Siempre era un placer escuchar la amable voz del encargado, que, por enésima vez, acudía a revolotear como un buitre para poder echarle en cara cada pequeño fallo que cometiera; aunque fuera imaginario.

Nathan no se engañaba, el tío no lo tragaba. Lo habían contratado porque a la gerente le había caído en gracia y sus compañeros se desvivían por darle coba a la mandamás, pero estaba claro que él lo había aceptado a regañadientes. Quizá le habían aguado sus planes de darle el puesto a otro. Fuera como fuese, allí estaba, aguantando un trabajo tedioso, un uniforme estúpido y un jefe insoportable, todo por el salario mínimo. Y lo peor era que no podía renunciar; no tenía formación y no conseguiría algo mejor, al menos por el momento. Necesitaba la pasta para contribuir a los gastos del apartamento y no abusar de la hospitalidad de O'Halloran más de lo debido.
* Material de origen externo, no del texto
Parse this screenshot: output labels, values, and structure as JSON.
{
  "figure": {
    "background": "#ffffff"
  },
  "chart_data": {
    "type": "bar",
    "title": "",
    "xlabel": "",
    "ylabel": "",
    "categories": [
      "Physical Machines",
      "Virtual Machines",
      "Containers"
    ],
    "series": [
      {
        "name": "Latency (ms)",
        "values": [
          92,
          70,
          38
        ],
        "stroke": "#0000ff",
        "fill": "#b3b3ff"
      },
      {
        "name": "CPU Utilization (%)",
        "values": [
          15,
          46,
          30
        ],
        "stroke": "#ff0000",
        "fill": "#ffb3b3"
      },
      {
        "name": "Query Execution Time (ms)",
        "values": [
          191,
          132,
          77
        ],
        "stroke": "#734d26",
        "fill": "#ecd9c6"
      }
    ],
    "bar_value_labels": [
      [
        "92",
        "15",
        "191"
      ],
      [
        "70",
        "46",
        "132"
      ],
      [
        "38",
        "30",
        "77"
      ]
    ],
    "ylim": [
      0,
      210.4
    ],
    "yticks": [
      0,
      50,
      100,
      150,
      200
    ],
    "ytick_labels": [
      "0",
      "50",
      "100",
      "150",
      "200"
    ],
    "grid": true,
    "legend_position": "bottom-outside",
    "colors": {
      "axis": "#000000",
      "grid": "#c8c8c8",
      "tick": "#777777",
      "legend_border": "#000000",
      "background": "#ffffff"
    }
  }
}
—Mira, me agota verte desperdiciar la crema. Vete al almacén y ocúpate de las cajas, que ya te sustituirá Patricia. Muévete.

Esa era otra de sus particularidades: llamaba a todo el mundo por su nombre menos a él, para quien reservaba el dudoso honor de usar el apellido. Al almacén, ¿eh? A lo mejor ese imbécil se pensaba que le importaba mucho quitarse de en medio, para acarrear cajas o para lo que fuera. Además, siempre había más oportunidades de fugarse a la entrada trasera y fumarse un cigarrillo a hurtadillas.
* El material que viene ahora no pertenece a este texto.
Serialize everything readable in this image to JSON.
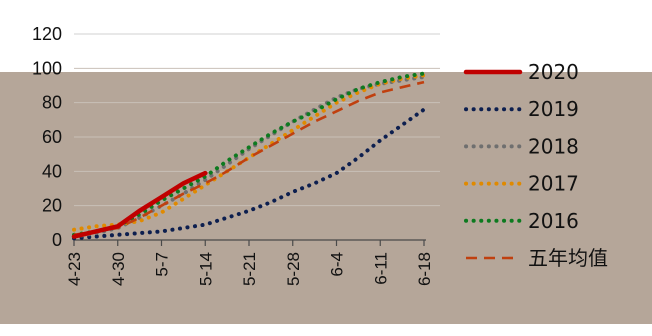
{
  "chart_data": {
    "type": "line",
    "title": "",
    "xlabel": "",
    "ylabel": "",
    "ylim": [
      0,
      120
    ],
    "y_ticks": [
      0,
      20,
      40,
      60,
      80,
      100,
      120
    ],
    "categories": [
      "4-23",
      "4-30",
      "5-7",
      "5-14",
      "5-21",
      "5-28",
      "6-4",
      "6-11",
      "6-18"
    ],
    "grid": "horizontal",
    "legend_position": "right",
    "background_color": "#b5a699",
    "axis_color": "#4a4a4a",
    "series": [
      {
        "name": "2020",
        "style": "solid",
        "color": "#c00000",
        "x": [
          0,
          0.5,
          1,
          1.5,
          2,
          2.5,
          3
        ],
        "y": [
          2,
          5,
          8,
          17,
          25,
          33,
          39
        ]
      },
      {
        "name": "2019",
        "style": "dots",
        "color": "#0d1f4f",
        "x": [
          0,
          0.5,
          1,
          1.5,
          2,
          2.5,
          3,
          3.5,
          4,
          4.5,
          5,
          5.5,
          6,
          6.5,
          7,
          7.5,
          8
        ],
        "y": [
          1,
          2,
          3,
          4,
          5,
          7,
          9,
          13,
          17,
          22,
          28,
          33,
          39,
          48,
          58,
          67,
          76
        ]
      },
      {
        "name": "2018",
        "style": "dots",
        "color": "#6f6f6f",
        "x": [
          0,
          0.5,
          1,
          1.5,
          2,
          2.5,
          3,
          3.5,
          4,
          4.5,
          5,
          5.5,
          6,
          6.5,
          7,
          7.5,
          8
        ],
        "y": [
          2,
          4,
          7,
          13,
          20,
          27,
          35,
          44,
          53,
          61,
          69,
          76,
          83,
          88,
          91,
          93,
          95
        ]
      },
      {
        "name": "2017",
        "style": "dots",
        "color": "#e08a00",
        "x": [
          0,
          0.5,
          1,
          1.5,
          2,
          2.5,
          3,
          3.5,
          4,
          4.5,
          5,
          5.5,
          6,
          6.5,
          7,
          7.5,
          8
        ],
        "y": [
          6,
          8,
          9,
          11,
          16,
          24,
          32,
          40,
          48,
          56,
          64,
          72,
          80,
          86,
          91,
          94,
          96
        ]
      },
      {
        "name": "2016",
        "style": "dots",
        "color": "#0d7a1f",
        "x": [
          0,
          0.5,
          1,
          1.5,
          2,
          2.5,
          3,
          3.5,
          4,
          4.5,
          5,
          5.5,
          6,
          6.5,
          7,
          7.5,
          8
        ],
        "y": [
          3,
          5,
          8,
          15,
          23,
          30,
          37,
          46,
          54,
          62,
          69,
          75,
          82,
          88,
          92,
          95,
          97
        ]
      },
      {
        "name": "五年均值",
        "style": "dashed",
        "color": "#c0400f",
        "x": [
          0,
          0.5,
          1,
          1.5,
          2,
          2.5,
          3,
          3.5,
          4,
          4.5,
          5,
          5.5,
          6,
          6.5,
          7,
          7.5,
          8
        ],
        "y": [
          3,
          5,
          7,
          13,
          20,
          27,
          33,
          40,
          48,
          55,
          62,
          69,
          75,
          81,
          86,
          89,
          92
        ]
      }
    ]
  }
}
Mientras reponía las estanterías con los envases de café, una cara familiar se asomó al interior de la claustrofóbica habitación y tomó nota del único ocupante que se encontraba en ella. Al cabo de un rato, Nathan oyó un par de voces en la distancia.

—¿Qué hace Nathaniel en el almacén? ¿No te dije que lo quería ver atendiendo al público en todo momento?

—Lo siento, Marion. Había que colocar unas cajas en los estantes altos y a Patricia le resulta difícil llegar.

—Podrías haber mandado a otro.

—Mi política es que todos los empleados se involucren por igual en las tareas, contribuye a crear un buen ambiente de trabajo.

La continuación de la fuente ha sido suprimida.